RL Quay Crane

Personal R&D Project

Deep Learning

Reinforcement Learning

Proof of Concept

Research into automating quay cranes with reinforcement learning

Published

February 11, 2021

Built with: Unity3D · ML-Agents · PPO · SAC

Overview

The aim of this project was to disprove the hypothesis of a colleague at the time, who stated that AI / ML could never replace quay crane operators. At the time, I was still a crane operator, with an interest in machine learning, determined to prove my colleague wrong. This sparked a year-long research journey to explore whether RL could learn to effectively operate a quay crane.

Key Insight: By the end, I was (and still am) convinced that with enough resources, RL can perform 95% of the tasks a crane operator does.

Challenges

Simulation

There was no quay crane simulation freely available. Commercial simulations existed, but they were not aimed at reinforcement learning and were prohibitively expensive. The only practical solution was to develop a custom simulator using the Unity3D game engine, which also served as the training backbone via the ML-Agents package. The simulation started out basic but grew in fidelity as the project progressed.

Navigating Unfamiliar Territory

At the time I had a strong interest in AI but lacked formal training or hands-on experience. Unity3D’s ML-Agents package provided curated, well-tested implementations of PPO and SAC, which allowed me to focus on the aspects of RL that mattered most: environment design, reward shaping, and learning curricula.

Limited Resources

Working without dedicated hardware meant visual inputs — as would be used in a production system — were not feasible. Instead, the model received structured positional inputs: crane position, spreader position and velocity, spreader distance to key objects, and a target location for the spreader. This constraint pushed cleaner state space design and faster iteration.

Complex Target Behaviour

The goal was not simply to move containers, but to do so safely — respecting operational safety rules and equipment limits. This is a skill that takes human operators months to develop. To address this, I designed a training curriculum that introduced progressively harder tasks as the model mastered each stage, guiding it from basic movement control through to safe, constrained container placement.

Training Process

In the video below, you can see the different stages of how the model learned.

Conclusion

The project succeeded in its core goal. The trained agent learned to place containers precisely against existing stacks on a vessel, actively control spreader swing, and consistently respect the safety rules around minimum safe lift heights — behaviours that take human operators months to internalise.

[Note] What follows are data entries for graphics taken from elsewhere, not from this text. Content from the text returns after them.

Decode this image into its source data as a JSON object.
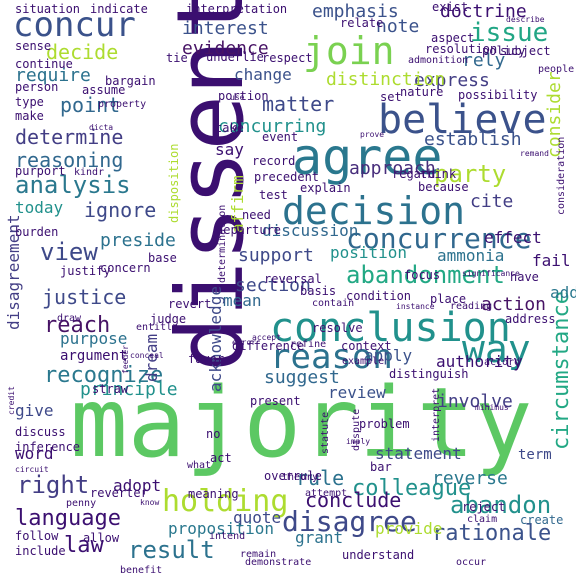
{
  "words": [
    {
      "text": "majority",
      "color": "#5cc863",
      "vertical": false
    },
    {
      "text": "dissent",
      "color": "#3b0f70",
      "vertical": true
    },
    {
      "text": "agree",
      "color": "#2a788e",
      "vertical": false
    },
    {
      "text": "believe",
      "color": "#3b528b",
      "vertical": false
    },
    {
      "text": "conclusion",
      "color": "#21918c",
      "vertical": false
    },
    {
      "text": "decision",
      "color": "#2c728e",
      "vertical": false
    },
    {
      "text": "reason",
      "color": "#2c728e",
      "vertical": false
    },
    {
      "text": "join",
      "color": "#7ad151",
      "vertical": false
    },
    {
      "text": "concur",
      "color": "#3b528b",
      "vertical": false
    },
    {
      "text": "holding",
      "color": "#addc30",
      "vertical": false
    },
    {
      "text": "way",
      "color": "#21918c",
      "vertical": false
    },
    {
      "text": "concurrence",
      "color": "#31688e",
      "vertical": false
    },
    {
      "text": "disagree",
      "color": "#3e4989",
      "vertical": false
    },
    {
      "text": "abandonment",
      "color": "#22a884",
      "vertical": false
    },
    {
      "text": "analysis",
      "color": "#2a788e",
      "vertical": false
    },
    {
      "text": "issue",
      "color": "#21a685",
      "vertical": false
    },
    {
      "text": "party",
      "color": "#addc30",
      "vertical": false
    },
    {
      "text": "right",
      "color": "#433e85",
      "vertical": false
    },
    {
      "text": "reach",
      "color": "#471365",
      "vertical": false
    },
    {
      "text": "result",
      "color": "#2c728e",
      "vertical": false
    },
    {
      "text": "view",
      "color": "#3e4989",
      "vertical": false
    },
    {
      "text": "language",
      "color": "#3b0f70",
      "vertical": false
    },
    {
      "text": "colleague",
      "color": "#21918c",
      "vertical": false
    },
    {
      "text": "rationale",
      "color": "#3b528b",
      "vertical": false
    },
    {
      "text": "abandon",
      "color": "#21918c",
      "vertical": false
    },
    {
      "text": "recognize",
      "color": "#2a788e",
      "vertical": false
    },
    {
      "text": "rule",
      "color": "#2c728e",
      "vertical": false
    },
    {
      "text": "circumstance",
      "color": "#22a884",
      "vertical": true
    },
    {
      "text": "consider",
      "color": "#addc30",
      "vertical": true
    },
    {
      "text": "matter",
      "color": "#3e4989",
      "vertical": false
    },
    {
      "text": "point",
      "color": "#31688e",
      "vertical": false
    },
    {
      "text": "determine",
      "color": "#433e85",
      "vertical": false
    },
    {
      "text": "support",
      "color": "#3e4989",
      "vertical": false
    },
    {
      "text": "justice",
      "color": "#3e4989",
      "vertical": false
    },
    {
      "text": "reasoning",
      "color": "#31688e",
      "vertical": false
    },
    {
      "text": "decide",
      "color": "#addc30",
      "vertical": false
    },
    {
      "text": "emphasis",
      "color": "#3b528b",
      "vertical": false
    },
    {
      "text": "doctrine",
      "color": "#3b0f70",
      "vertical": false
    },
    {
      "text": "interest",
      "color": "#3b528b",
      "vertical": false
    },
    {
      "text": "evidence",
      "color": "#471365",
      "vertical": false
    },
    {
      "text": "note",
      "color": "#3b528b",
      "vertical": false
    },
    {
      "text": "rely",
      "color": "#31688e",
      "vertical": false
    },
    {
      "text": "require",
      "color": "#2c728e",
      "vertical": false
    },
    {
      "text": "express",
      "color": "#433e85",
      "vertical": false
    },
    {
      "text": "establish",
      "color": "#3b528b",
      "vertical": false
    },
    {
      "text": "concurring",
      "color": "#21918c",
      "vertical": false
    },
    {
      "text": "distinction",
      "color": "#addc30",
      "vertical": false
    },
    {
      "text": "approach",
      "color": "#472d7b",
      "vertical": false
    },
    {
      "text": "cite",
      "color": "#433e85",
      "vertical": false
    },
    {
      "text": "effect",
      "color": "#3b0f70",
      "vertical": false
    },
    {
      "text": "ignore",
      "color": "#3e4989",
      "vertical": false
    },
    {
      "text": "today",
      "color": "#21918c",
      "vertical": false
    },
    {
      "text": "preside",
      "color": "#2c728e",
      "vertical": false
    },
    {
      "text": "discussion",
      "color": "#31688e",
      "vertical": false
    },
    {
      "text": "section",
      "color": "#3e4989",
      "vertical": false
    },
    {
      "text": "position",
      "color": "#21918c",
      "vertical": false
    },
    {
      "text": "ammonia",
      "color": "#2c728e",
      "vertical": false
    },
    {
      "text": "fail",
      "color": "#3b0f70",
      "vertical": false
    },
    {
      "text": "add",
      "color": "#2a788e",
      "vertical": false
    },
    {
      "text": "action",
      "color": "#471365",
      "vertical": false
    },
    {
      "text": "apply",
      "color": "#3b528b",
      "vertical": false
    },
    {
      "text": "authority",
      "color": "#3b0f70",
      "vertical": false
    },
    {
      "text": "suggest",
      "color": "#31688e",
      "vertical": false
    },
    {
      "text": "principle",
      "color": "#21918c",
      "vertical": false
    },
    {
      "text": "review",
      "color": "#3b528b",
      "vertical": false
    },
    {
      "text": "involve",
      "color": "#433e85",
      "vertical": false
    },
    {
      "text": "give",
      "color": "#3e4989",
      "vertical": false
    },
    {
      "text": "conclude",
      "color": "#3b0f70",
      "vertical": false
    },
    {
      "text": "reverse",
      "color": "#2a788e",
      "vertical": false
    },
    {
      "text": "law",
      "color": "#3b0f70",
      "vertical": false
    },
    {
      "text": "quote",
      "color": "#3e4989",
      "vertical": false
    },
    {
      "text": "grant",
      "color": "#2c728e",
      "vertical": false
    },
    {
      "text": "provide",
      "color": "#addc30",
      "vertical": false
    },
    {
      "text": "proposition",
      "color": "#2a788e",
      "vertical": false
    },
    {
      "text": "adopt",
      "color": "#3b0f70",
      "vertical": false
    },
    {
      "text": "word",
      "color": "#3b0f70",
      "vertical": false
    },
    {
      "text": "statement",
      "color": "#3e4989",
      "vertical": false
    },
    {
      "text": "term",
      "color": "#3e4989",
      "vertical": false
    },
    {
      "text": "create",
      "color": "#31688e",
      "vertical": false
    },
    {
      "text": "mean",
      "color": "#31688e",
      "vertical": false
    },
    {
      "text": "change",
      "color": "#3b528b",
      "vertical": false
    },
    {
      "text": "say",
      "color": "#3b0f70",
      "vertical": false
    },
    {
      "text": "purpose",
      "color": "#2c728e",
      "vertical": false
    },
    {
      "text": "argument",
      "color": "#3b0f70",
      "vertical": false
    },
    {
      "text": "disagreement",
      "color": "#433e85",
      "vertical": true
    },
    {
      "text": "acknowledge",
      "color": "#3e4989",
      "vertical": true
    },
    {
      "text": "dream",
      "color": "#433e85",
      "vertical": true
    },
    {
      "text": "affirm",
      "color": "#addc30",
      "vertical": true
    },
    {
      "text": "situation",
      "color": "#3b0f70",
      "vertical": false
    },
    {
      "text": "indicate",
      "color": "#3b0f70",
      "vertical": false
    },
    {
      "text": "interpretation",
      "color": "#3b0f70",
      "vertical": false
    },
    {
      "text": "sense",
      "color": "#3b0f70",
      "vertical": false
    },
    {
      "text": "subject",
      "color": "#3b0f70",
      "vertical": false
    },
    {
      "text": "resolution",
      "color": "#3b0f70",
      "vertical": false
    },
    {
      "text": "aspect",
      "color": "#3b0f70",
      "vertical": false
    },
    {
      "text": "relate",
      "color": "#3b0f70",
      "vertical": false
    },
    {
      "text": "exist",
      "color": "#3b0f70",
      "vertical": false
    },
    {
      "text": "policy",
      "color": "#3b0f70",
      "vertical": false
    },
    {
      "text": "describe",
      "color": "#3b0f70",
      "vertical": false
    },
    {
      "text": "people",
      "color": "#3b0f70",
      "vertical": false
    },
    {
      "text": "continue",
      "color": "#3b0f70",
      "vertical": false
    },
    {
      "text": "tie",
      "color": "#3b0f70",
      "vertical": false
    },
    {
      "text": "assume",
      "color": "#3b0f70",
      "vertical": false
    },
    {
      "text": "underlie",
      "color": "#3b0f70",
      "vertical": false
    },
    {
      "text": "respect",
      "color": "#3b0f70",
      "vertical": false
    },
    {
      "text": "person",
      "color": "#3b0f70",
      "vertical": false
    },
    {
      "text": "type",
      "color": "#3b0f70",
      "vertical": false
    },
    {
      "text": "make",
      "color": "#3b0f70",
      "vertical": false
    },
    {
      "text": "property",
      "color": "#3b0f70",
      "vertical": false
    },
    {
      "text": "bargain",
      "color": "#3b0f70",
      "vertical": false
    },
    {
      "text": "portion",
      "color": "#3b0f70",
      "vertical": false
    },
    {
      "text": "use",
      "color": "#3b0f70",
      "vertical": false
    },
    {
      "text": "nature",
      "color": "#3b0f70",
      "vertical": false
    },
    {
      "text": "possibility",
      "color": "#3b0f70",
      "vertical": false
    },
    {
      "text": "set",
      "color": "#3b0f70",
      "vertical": false
    },
    {
      "text": "take",
      "color": "#3b0f70",
      "vertical": false
    },
    {
      "text": "event",
      "color": "#3b0f70",
      "vertical": false
    },
    {
      "text": "record",
      "color": "#3b0f70",
      "vertical": false
    },
    {
      "text": "regard",
      "color": "#3b0f70",
      "vertical": false
    },
    {
      "text": "think",
      "color": "#3b0f70",
      "vertical": false
    },
    {
      "text": "remand",
      "color": "#3b0f70",
      "vertical": false
    },
    {
      "text": "consideration",
      "color": "#3b0f70",
      "vertical": true
    },
    {
      "text": "purport",
      "color": "#3b0f70",
      "vertical": false
    },
    {
      "text": "kindr",
      "color": "#3b0f70",
      "vertical": false
    },
    {
      "text": "disposition",
      "color": "#addc30",
      "vertical": true
    },
    {
      "text": "precedent",
      "color": "#3b0f70",
      "vertical": false
    },
    {
      "text": "because",
      "color": "#3b0f70",
      "vertical": false
    },
    {
      "text": "explain",
      "color": "#3b0f70",
      "vertical": false
    },
    {
      "text": "test",
      "color": "#3b0f70",
      "vertical": false
    },
    {
      "text": "burden",
      "color": "#3b0f70",
      "vertical": false
    },
    {
      "text": "need",
      "color": "#3b0f70",
      "vertical": false
    },
    {
      "text": "determination",
      "color": "#3b0f70",
      "vertical": true
    },
    {
      "text": "departure",
      "color": "#3b0f70",
      "vertical": false
    },
    {
      "text": "justify",
      "color": "#3b0f70",
      "vertical": false
    },
    {
      "text": "concern",
      "color": "#3b0f70",
      "vertical": false
    },
    {
      "text": "base",
      "color": "#3b0f70",
      "vertical": false
    },
    {
      "text": "reversal",
      "color": "#3b0f70",
      "vertical": false
    },
    {
      "text": "basis",
      "color": "#3b0f70",
      "vertical": false
    },
    {
      "text": "focus",
      "color": "#3b0f70",
      "vertical": false
    },
    {
      "text": "significance",
      "color": "#3b0f70",
      "vertical": false
    },
    {
      "text": "have",
      "color": "#3b0f70",
      "vertical": false
    },
    {
      "text": "draw",
      "color": "#3b0f70",
      "vertical": false
    },
    {
      "text": "judge",
      "color": "#3b0f70",
      "vertical": false
    },
    {
      "text": "revert",
      "color": "#3b0f70",
      "vertical": false
    },
    {
      "text": "contain",
      "color": "#3b0f70",
      "vertical": false
    },
    {
      "text": "resolve",
      "color": "#3b0f70",
      "vertical": false
    },
    {
      "text": "condition",
      "color": "#3b0f70",
      "vertical": false
    },
    {
      "text": "place",
      "color": "#3b0f70",
      "vertical": false
    },
    {
      "text": "reading",
      "color": "#3b0f70",
      "vertical": false
    },
    {
      "text": "address",
      "color": "#3b0f70",
      "vertical": false
    },
    {
      "text": "entitle",
      "color": "#3b0f70",
      "vertical": false
    },
    {
      "text": "difference",
      "color": "#3b0f70",
      "vertical": false
    },
    {
      "text": "refine",
      "color": "#3b0f70",
      "vertical": false
    },
    {
      "text": "context",
      "color": "#3b0f70",
      "vertical": false
    },
    {
      "text": "favor",
      "color": "#3b0f70",
      "vertical": false
    },
    {
      "text": "example",
      "color": "#3b0f70",
      "vertical": false
    },
    {
      "text": "accord",
      "color": "#3b0f70",
      "vertical": false
    },
    {
      "text": "straw",
      "color": "#3b0f70",
      "vertical": false
    },
    {
      "text": "present",
      "color": "#3b0f70",
      "vertical": false
    },
    {
      "text": "interpret",
      "color": "#3b0f70",
      "vertical": true
    },
    {
      "text": "distinguish",
      "color": "#3b0f70",
      "vertical": false
    },
    {
      "text": "discuss",
      "color": "#3b0f70",
      "vertical": false
    },
    {
      "text": "inference",
      "color": "#3b0f70",
      "vertical": false
    },
    {
      "text": "no",
      "color": "#3b0f70",
      "vertical": false
    },
    {
      "text": "problem",
      "color": "#3b0f70",
      "vertical": false
    },
    {
      "text": "act",
      "color": "#3b0f70",
      "vertical": false
    },
    {
      "text": "imply",
      "color": "#3b0f70",
      "vertical": false
    },
    {
      "text": "dispute",
      "color": "#3b0f70",
      "vertical": true
    },
    {
      "text": "statute",
      "color": "#3b0f70",
      "vertical": true
    },
    {
      "text": "what",
      "color": "#3b0f70",
      "vertical": false
    },
    {
      "text": "overrule",
      "color": "#3b0f70",
      "vertical": false
    },
    {
      "text": "bar",
      "color": "#3b0f70",
      "vertical": false
    },
    {
      "text": "reverter",
      "color": "#3b0f70",
      "vertical": false
    },
    {
      "text": "meaning",
      "color": "#3b0f70",
      "vertical": false
    },
    {
      "text": "theory",
      "color": "#3b0f70",
      "vertical": false
    },
    {
      "text": "attempt",
      "color": "#3b0f70",
      "vertical": false
    },
    {
      "text": "reject",
      "color": "#3b0f70",
      "vertical": false
    },
    {
      "text": "claim",
      "color": "#3b0f70",
      "vertical": false
    },
    {
      "text": "follow",
      "color": "#3b0f70",
      "vertical": false
    },
    {
      "text": "allow",
      "color": "#3b0f70",
      "vertical": false
    },
    {
      "text": "intend",
      "color": "#3b0f70",
      "vertical": false
    },
    {
      "text": "include",
      "color": "#3b0f70",
      "vertical": false
    },
    {
      "text": "remain",
      "color": "#3b0f70",
      "vertical": false
    },
    {
      "text": "demonstrate",
      "color": "#3b0f70",
      "vertical": false
    },
    {
      "text": "understand",
      "color": "#3b0f70",
      "vertical": false
    },
    {
      "text": "benefit",
      "color": "#3b0f70",
      "vertical": false
    },
    {
      "text": "occur",
      "color": "#3b0f70",
      "vertical": false
    },
    {
      "text": "penny",
      "color": "#3b0f70",
      "vertical": false
    },
    {
      "text": "know",
      "color": "#3b0f70",
      "vertical": false
    },
    {
      "text": "conceal",
      "color": "#3b0f70",
      "vertical": false
    },
    {
      "text": "minimus",
      "color": "#3b0f70",
      "vertical": false
    },
    {
      "text": "accept",
      "color": "#3b0f70",
      "vertical": false
    },
    {
      "text": "admonition",
      "color": "#3b0f70",
      "vertical": false
    },
    {
      "text": "instance",
      "color": "#3b0f70",
      "vertical": false
    },
    {
      "text": "prove",
      "color": "#3b0f70",
      "vertical": false
    },
    {
      "text": "circuit",
      "color": "#3b0f70",
      "vertical": false
    },
    {
      "text": "dicta",
      "color": "#3b0f70",
      "vertical": false
    },
    {
      "text": "error",
      "color": "#3b0f70",
      "vertical": false
    },
    {
      "text": "feeder",
      "color": "#3b0f70",
      "vertical": true
    },
    {
      "text": "credit",
      "color": "#3b0f70",
      "vertical": true
    }
  ]
}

This convinced me that with sufficient compute and a well-designed environment, RL can realistically automate the majority of quay crane operations. The remaining gap lies not in the algorithm, but in simulation fidelity and resource investment.

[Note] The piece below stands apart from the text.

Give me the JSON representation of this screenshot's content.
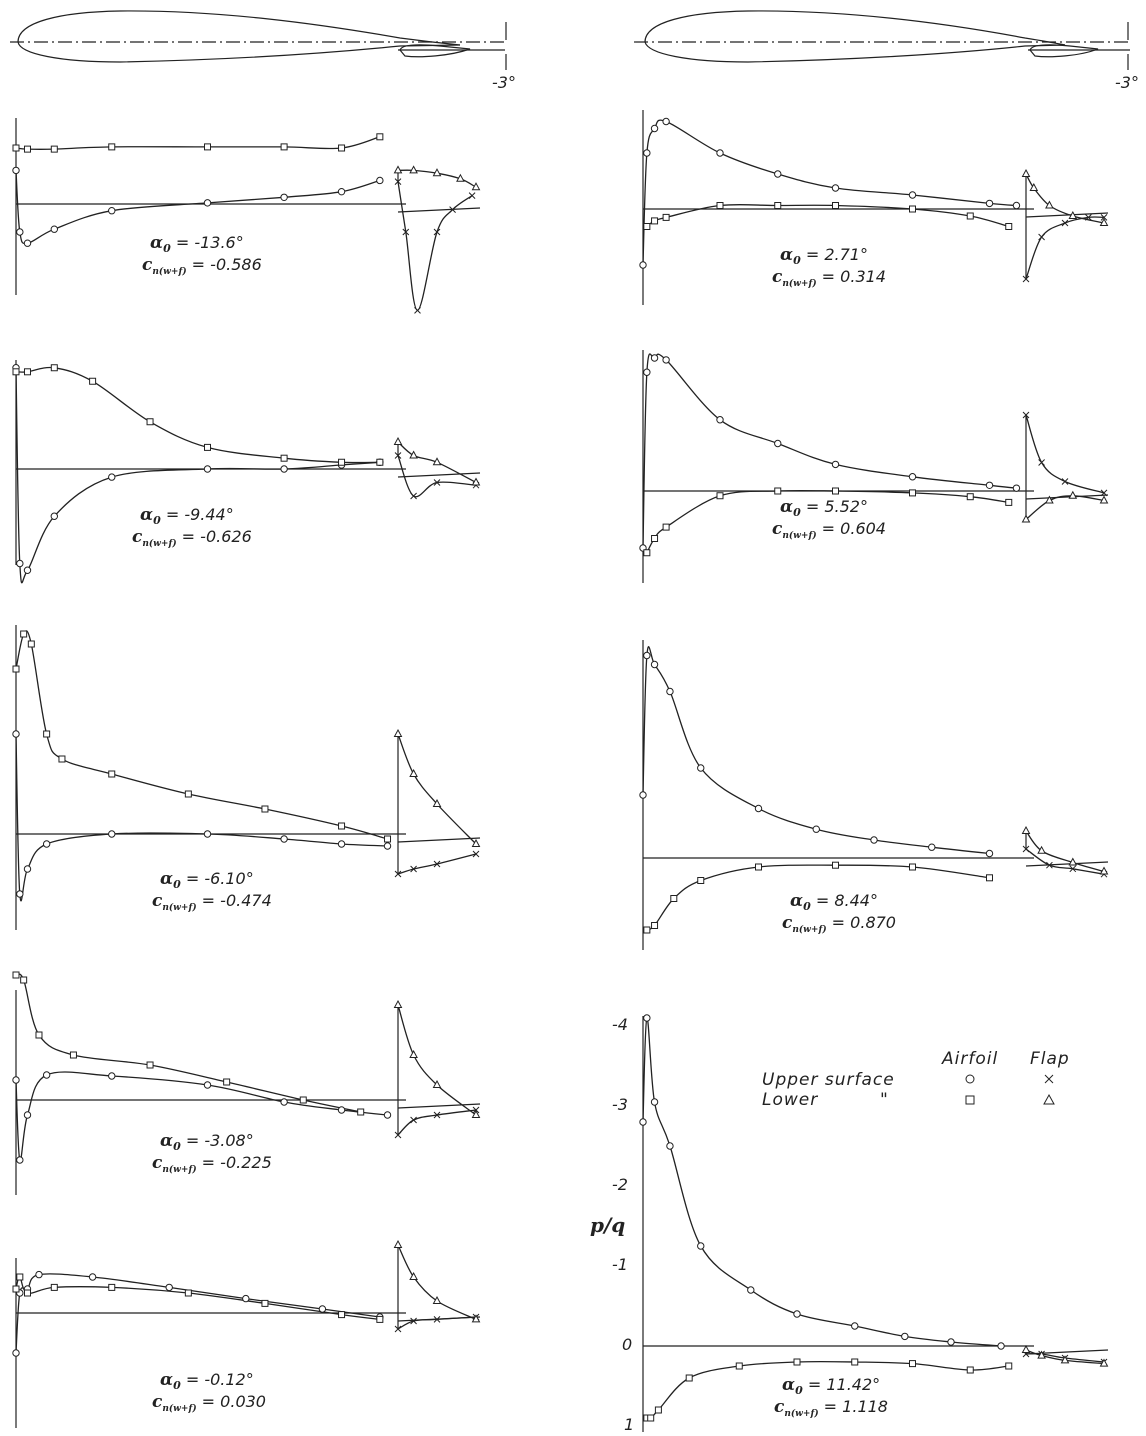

It was this realisation — that the domain I knew best was on the cusp of a fundamental shift — that led me to enrol in the Turing College data science programme and pursue a full career transition into the field.

From here, the most natural extension would be expanding the scope to include shipboard operations: hatch cover handling, container discharge sequencing, and lashing coordination — tasks that today still depend entirely on human judgment.